Ultimately, a company may need to demonstrate to a regulator that meaningful efforts were made to do The Right Thing, and that these efforts were applied across the board. This means establishing and sticking to a methodology for both initial risk scoring and the due diligence itself, with the inherent flexibility that something initially flagged as low risk may end up as high risk, and vice versa.
Adopting a rigorous and consistent risk scoring framework may be more challenging in larger organisations whose risk functions have grown organically, and where different divisions have different approaches to due diligence. Here, there is no substitute for meeting with stakeholders to discuss what they see as the key sources of third party risks and their tolerance of them – while making sure that any differences in independent systems, their scoring tools and their due diligence processes are defensible at the corporate level.
To your own self (or organisation) be true
Lastly, it is a truism of compliance that, for better or worse, risk tolerance is unique to an organisation: put simply, different companies care about different things. A company that has been fined in the past for, say, involvement in the current US opioid crisis, or not detecting suspicious transactions involving a sanctioned country, or the mis-sale of dual-use products, may understandably be prickly about third parties from certain industries – and with good reason, with the public spotlight on that company and that industry anticipating the next slip up. The crucial element of risk rating third parties is not only to understand whether a company is broadly risk tolerant or risk averse, but what specifically makes it uncomfortable – and then to ask, in the abstract, is that reasonable?
On reasonableness: the possibility of human intervention should be permitted during the risk scoring process. It’s crucial that allowance is made for files to be eyeballed, especially during the nascent days of a programme, and for cases to be escalated to a higher risk bracket, if deemed appropriate. No programme, whether brand new or firmly established, should run on autopilot.
One final reason to be vigilant against being too mechanistic in such processes is that risk is organic. It shifts and evolves. So do country ratings. So do people’s perceptions. As the ancient saying goes, you never put your foot in the same river twice; in the same way, all of these components and their role in a framework should be reviewed periodically.
Conducting an initial risk scoring triage exercise in order to categorise a company’s third parties into different buckets for the purpose of KYC due diligence is the method adopted by most companies over a certain size with a dedicated risk function.
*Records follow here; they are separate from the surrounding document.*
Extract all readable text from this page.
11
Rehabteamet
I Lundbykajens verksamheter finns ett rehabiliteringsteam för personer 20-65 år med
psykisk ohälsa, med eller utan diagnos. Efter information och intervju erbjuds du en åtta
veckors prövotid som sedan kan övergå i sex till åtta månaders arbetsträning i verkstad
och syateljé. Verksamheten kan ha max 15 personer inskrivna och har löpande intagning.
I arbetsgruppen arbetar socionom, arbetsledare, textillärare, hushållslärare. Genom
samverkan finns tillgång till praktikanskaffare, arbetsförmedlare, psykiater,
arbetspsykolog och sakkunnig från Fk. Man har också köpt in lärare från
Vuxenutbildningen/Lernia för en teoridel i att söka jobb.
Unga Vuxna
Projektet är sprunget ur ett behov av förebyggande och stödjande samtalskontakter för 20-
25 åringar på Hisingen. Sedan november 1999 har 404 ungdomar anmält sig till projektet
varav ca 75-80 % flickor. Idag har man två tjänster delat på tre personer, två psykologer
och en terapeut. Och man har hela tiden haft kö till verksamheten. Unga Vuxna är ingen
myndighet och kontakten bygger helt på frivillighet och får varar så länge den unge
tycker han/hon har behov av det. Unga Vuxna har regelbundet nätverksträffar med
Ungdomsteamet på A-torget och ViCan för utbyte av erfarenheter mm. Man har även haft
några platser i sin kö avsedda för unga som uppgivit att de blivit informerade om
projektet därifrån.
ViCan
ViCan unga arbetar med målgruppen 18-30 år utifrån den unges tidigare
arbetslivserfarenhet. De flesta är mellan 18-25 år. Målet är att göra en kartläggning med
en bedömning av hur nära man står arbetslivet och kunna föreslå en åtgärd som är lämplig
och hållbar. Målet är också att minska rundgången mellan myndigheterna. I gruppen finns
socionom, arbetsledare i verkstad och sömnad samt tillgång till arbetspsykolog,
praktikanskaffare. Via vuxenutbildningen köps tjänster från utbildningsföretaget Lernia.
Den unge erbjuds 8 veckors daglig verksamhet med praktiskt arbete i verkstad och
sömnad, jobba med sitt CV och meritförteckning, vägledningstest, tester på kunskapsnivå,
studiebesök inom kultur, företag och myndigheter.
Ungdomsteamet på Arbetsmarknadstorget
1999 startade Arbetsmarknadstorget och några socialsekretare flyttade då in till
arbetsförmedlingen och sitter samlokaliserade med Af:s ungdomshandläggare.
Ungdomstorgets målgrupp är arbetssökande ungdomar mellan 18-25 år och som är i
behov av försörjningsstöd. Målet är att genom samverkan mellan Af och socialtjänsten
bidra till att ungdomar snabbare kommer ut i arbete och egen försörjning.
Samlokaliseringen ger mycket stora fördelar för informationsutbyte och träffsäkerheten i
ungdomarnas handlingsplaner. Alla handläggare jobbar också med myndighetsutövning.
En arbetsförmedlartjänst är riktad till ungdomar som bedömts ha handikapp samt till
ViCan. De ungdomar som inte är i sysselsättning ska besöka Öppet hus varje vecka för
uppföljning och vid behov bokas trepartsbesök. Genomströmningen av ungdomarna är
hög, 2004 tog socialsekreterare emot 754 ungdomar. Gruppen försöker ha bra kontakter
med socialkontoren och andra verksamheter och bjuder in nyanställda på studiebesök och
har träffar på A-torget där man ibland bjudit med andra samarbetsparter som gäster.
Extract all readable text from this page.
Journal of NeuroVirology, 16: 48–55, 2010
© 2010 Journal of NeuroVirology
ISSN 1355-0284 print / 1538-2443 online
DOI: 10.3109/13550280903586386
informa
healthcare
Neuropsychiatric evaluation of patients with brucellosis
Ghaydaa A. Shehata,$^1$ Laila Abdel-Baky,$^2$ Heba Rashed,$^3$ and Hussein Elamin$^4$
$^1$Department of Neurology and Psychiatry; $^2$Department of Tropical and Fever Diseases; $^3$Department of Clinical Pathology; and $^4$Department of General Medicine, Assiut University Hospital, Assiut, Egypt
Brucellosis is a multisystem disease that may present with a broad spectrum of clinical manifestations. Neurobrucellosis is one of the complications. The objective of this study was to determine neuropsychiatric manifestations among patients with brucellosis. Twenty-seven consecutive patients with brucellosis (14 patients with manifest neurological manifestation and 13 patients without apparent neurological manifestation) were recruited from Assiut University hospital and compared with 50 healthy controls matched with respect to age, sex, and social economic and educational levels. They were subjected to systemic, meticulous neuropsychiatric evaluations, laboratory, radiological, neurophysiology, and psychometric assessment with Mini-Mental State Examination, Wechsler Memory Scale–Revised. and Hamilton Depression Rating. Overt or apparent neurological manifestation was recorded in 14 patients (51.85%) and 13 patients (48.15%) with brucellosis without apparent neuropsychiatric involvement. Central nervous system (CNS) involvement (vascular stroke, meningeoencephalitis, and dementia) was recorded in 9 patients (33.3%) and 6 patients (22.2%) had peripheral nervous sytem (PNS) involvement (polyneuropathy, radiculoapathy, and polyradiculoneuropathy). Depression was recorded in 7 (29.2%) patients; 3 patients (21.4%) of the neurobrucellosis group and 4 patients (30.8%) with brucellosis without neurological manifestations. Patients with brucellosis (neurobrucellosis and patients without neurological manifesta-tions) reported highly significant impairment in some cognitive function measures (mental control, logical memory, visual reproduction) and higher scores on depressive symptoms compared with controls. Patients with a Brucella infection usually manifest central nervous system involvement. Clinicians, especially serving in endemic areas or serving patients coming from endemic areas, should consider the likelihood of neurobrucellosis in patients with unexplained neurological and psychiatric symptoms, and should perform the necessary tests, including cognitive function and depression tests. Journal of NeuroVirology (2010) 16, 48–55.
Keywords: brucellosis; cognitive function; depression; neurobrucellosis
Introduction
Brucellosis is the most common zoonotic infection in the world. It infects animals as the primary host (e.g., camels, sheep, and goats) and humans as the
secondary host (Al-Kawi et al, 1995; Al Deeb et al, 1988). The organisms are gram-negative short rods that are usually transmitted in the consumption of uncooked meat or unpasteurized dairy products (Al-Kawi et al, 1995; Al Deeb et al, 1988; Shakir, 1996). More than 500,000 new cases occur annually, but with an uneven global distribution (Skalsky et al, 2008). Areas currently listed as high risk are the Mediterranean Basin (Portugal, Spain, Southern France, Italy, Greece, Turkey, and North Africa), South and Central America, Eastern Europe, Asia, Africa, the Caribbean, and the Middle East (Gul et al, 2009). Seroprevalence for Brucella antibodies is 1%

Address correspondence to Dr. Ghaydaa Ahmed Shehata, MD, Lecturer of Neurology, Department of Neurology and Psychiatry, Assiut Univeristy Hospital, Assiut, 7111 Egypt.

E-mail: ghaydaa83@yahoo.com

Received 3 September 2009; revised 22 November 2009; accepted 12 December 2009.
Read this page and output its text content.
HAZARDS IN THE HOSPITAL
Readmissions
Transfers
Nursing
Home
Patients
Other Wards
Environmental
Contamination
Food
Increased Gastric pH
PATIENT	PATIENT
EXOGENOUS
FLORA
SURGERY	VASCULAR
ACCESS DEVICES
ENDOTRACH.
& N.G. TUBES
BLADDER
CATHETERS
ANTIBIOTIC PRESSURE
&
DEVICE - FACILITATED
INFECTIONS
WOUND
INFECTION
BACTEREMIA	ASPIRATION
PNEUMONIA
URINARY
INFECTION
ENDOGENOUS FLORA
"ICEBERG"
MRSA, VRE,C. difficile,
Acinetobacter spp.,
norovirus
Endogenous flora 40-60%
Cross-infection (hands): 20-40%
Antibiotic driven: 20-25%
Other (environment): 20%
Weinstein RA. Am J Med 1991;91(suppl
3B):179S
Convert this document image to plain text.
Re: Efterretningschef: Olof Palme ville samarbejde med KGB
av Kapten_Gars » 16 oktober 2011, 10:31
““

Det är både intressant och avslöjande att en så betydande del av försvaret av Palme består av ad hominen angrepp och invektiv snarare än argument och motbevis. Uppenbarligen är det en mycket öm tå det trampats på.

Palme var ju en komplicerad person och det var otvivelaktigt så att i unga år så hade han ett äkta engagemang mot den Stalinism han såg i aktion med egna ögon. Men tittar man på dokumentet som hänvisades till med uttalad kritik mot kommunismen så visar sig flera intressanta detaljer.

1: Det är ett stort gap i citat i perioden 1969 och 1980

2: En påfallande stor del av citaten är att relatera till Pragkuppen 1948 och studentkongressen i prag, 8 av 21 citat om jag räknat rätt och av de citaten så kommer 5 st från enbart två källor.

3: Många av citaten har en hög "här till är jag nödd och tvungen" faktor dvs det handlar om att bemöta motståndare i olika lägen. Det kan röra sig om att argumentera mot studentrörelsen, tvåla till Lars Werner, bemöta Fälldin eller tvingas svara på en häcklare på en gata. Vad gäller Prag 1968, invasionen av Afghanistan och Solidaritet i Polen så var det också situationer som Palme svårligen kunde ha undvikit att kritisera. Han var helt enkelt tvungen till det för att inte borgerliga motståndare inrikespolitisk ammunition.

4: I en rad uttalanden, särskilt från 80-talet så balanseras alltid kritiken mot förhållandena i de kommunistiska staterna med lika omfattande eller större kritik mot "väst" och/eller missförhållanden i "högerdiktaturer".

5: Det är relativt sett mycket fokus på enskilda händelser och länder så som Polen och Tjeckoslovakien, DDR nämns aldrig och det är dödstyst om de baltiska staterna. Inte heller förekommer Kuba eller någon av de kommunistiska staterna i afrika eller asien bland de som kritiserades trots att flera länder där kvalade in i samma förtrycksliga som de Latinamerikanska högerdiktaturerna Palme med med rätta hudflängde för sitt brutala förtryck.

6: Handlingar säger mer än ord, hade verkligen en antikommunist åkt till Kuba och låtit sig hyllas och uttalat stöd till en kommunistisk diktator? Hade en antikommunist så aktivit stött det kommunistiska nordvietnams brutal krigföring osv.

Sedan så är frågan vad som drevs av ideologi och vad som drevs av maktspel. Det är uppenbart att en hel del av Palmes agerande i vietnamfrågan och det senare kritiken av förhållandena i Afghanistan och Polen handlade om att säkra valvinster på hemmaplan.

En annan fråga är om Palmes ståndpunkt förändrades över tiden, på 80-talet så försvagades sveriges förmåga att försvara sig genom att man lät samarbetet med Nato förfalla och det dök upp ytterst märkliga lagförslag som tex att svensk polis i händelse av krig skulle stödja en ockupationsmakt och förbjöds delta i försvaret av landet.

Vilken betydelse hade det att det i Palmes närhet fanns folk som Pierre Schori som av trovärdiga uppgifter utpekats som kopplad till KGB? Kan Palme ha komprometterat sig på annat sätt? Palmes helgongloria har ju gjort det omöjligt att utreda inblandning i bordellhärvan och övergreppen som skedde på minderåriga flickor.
The system isn’t ideal. As Winston Churchill might have said, it’s the worst system, apart from all the other systems that have been tried before. But in the context of limited resources, as long as the programme is simple and understandable, is rigorous in its consistency without losing the human touch, is appropriate for the organisation and the industry, and is carried out in good faith, it should not only protect the organisation from regulatory scrutiny, but also add value to the business in terms of selecting the best partners for it to work with.